The Eugene City Council on April 27 approved the Eugene‑Springfield 2026 CDBG allocation (about $2.1 million), initiated a process to extend certain land‑use approvals by three years, expanded a Riverfront advisory committee and adopted a state‑required hazardous substance user fee.

EUGENE, Ore. — The Eugene City Council voted April 27 to approve the Eugene‑Springfield 2026 Community Development Block Grant allocation, initiate a three‑year extension process for certain land‑use approvals, expand a riverfront advisory committee and adopt a hazardous substance user fee.

City manager Harayama told council the proposed 2026 CDBG allocation includes about $1,400,000 in HUD grant funds plus an estimated $690,000 in program income, for a total of roughly $2,100,000 aligned to affordable housing, human services and job creation priorities. The manager said the amounts reflect continuing declines in federal funding for local programs.
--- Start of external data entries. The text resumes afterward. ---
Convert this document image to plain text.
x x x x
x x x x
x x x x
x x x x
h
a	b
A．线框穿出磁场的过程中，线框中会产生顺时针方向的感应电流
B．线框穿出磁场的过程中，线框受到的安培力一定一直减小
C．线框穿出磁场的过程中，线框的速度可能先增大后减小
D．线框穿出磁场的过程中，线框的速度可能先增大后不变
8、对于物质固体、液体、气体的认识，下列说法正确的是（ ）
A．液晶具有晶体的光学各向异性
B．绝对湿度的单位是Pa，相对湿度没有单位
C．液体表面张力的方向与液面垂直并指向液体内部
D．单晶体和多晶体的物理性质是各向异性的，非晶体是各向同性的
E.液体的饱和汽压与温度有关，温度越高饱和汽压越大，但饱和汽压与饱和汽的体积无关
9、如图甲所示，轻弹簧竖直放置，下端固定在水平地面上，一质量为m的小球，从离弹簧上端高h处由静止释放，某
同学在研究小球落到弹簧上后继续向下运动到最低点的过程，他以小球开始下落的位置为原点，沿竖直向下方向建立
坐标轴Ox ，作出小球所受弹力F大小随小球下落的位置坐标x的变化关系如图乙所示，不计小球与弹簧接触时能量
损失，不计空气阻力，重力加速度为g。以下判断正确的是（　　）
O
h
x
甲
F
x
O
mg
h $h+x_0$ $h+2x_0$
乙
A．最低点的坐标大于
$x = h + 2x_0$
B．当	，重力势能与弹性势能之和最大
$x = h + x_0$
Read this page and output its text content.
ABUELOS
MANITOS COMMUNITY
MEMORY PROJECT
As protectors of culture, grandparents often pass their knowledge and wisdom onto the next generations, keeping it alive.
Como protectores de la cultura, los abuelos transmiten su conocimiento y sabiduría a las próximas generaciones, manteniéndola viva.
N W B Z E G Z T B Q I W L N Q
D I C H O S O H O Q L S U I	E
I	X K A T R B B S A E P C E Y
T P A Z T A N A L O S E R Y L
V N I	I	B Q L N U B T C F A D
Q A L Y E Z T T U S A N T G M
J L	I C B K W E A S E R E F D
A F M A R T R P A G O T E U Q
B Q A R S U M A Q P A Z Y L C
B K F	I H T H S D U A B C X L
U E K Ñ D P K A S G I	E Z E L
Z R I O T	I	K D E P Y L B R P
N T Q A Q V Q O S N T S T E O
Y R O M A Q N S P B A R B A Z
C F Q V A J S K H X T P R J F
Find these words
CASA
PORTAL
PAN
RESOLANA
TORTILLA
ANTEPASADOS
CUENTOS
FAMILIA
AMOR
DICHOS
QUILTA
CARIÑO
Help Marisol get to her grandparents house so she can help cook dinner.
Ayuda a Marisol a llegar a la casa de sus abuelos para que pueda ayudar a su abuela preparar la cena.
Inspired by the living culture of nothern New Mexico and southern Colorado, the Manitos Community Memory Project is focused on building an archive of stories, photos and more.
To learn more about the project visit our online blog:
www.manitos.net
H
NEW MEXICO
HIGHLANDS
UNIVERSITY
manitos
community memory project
"The proposed CDBG allocation includes a grant amount of approximately $1,400,000 and $690,000 estimated program income for a total of $2,100,000," the city manager said. Councilor Zelenka noted the grant represents a decline from prior years and said, "That's just stunning numbers."

Council president (who moved the motions) put the CDBG allocation up for a vote; the motion passed 8‑2‑0. The council also approved the consent calendar (minutes and tentative agenda) by the same margin.

On urban renewal business, the Urban Renewal Agency moved and approved expanding the Riverfront Urban Renewal "River Guides" advisory committee from seven to nine seats to improve quorum reliability and broaden representation; the vote was 8‑0.

Council then voted to initiate a land‑use adoption process to extend the expiration date of certain already‑approved type 2 and type 3 land‑use approvals, expedited land divisions and middle‑housing approvals by three years. Assistant city attorney Lauren Summers clarified the action initiates the process and that a later ordinance and hearings (planning commission and another council hearing) would be required to adopt the change. The initiation motion passed 8‑2‑0.

Finally, council adopted an ordinance establishing a hazardous substance user fee, as described in materials from an April 20 public hearing. City staff said the proposed rate is $75.22 per full‑time‑equivalent employee with a $2,000 maximum charge per facility, a structure required under state law; the ordinance passed 8‑0.

The votes recorded in the meeting audio were announced as tallies rather than individual named roll calls. Each motion was moved by the council president and seconded as noted in the record. No formal amendments to the major motions were recorded during debate.

Next steps: the land‑use extension initiation will proceed through the standard land‑use amendment process with a planning commission hearing and subsequent council hearing before any ordinance is adopted; the CDBG allocations will be administered through the Eugene‑Springfield annual action plan process.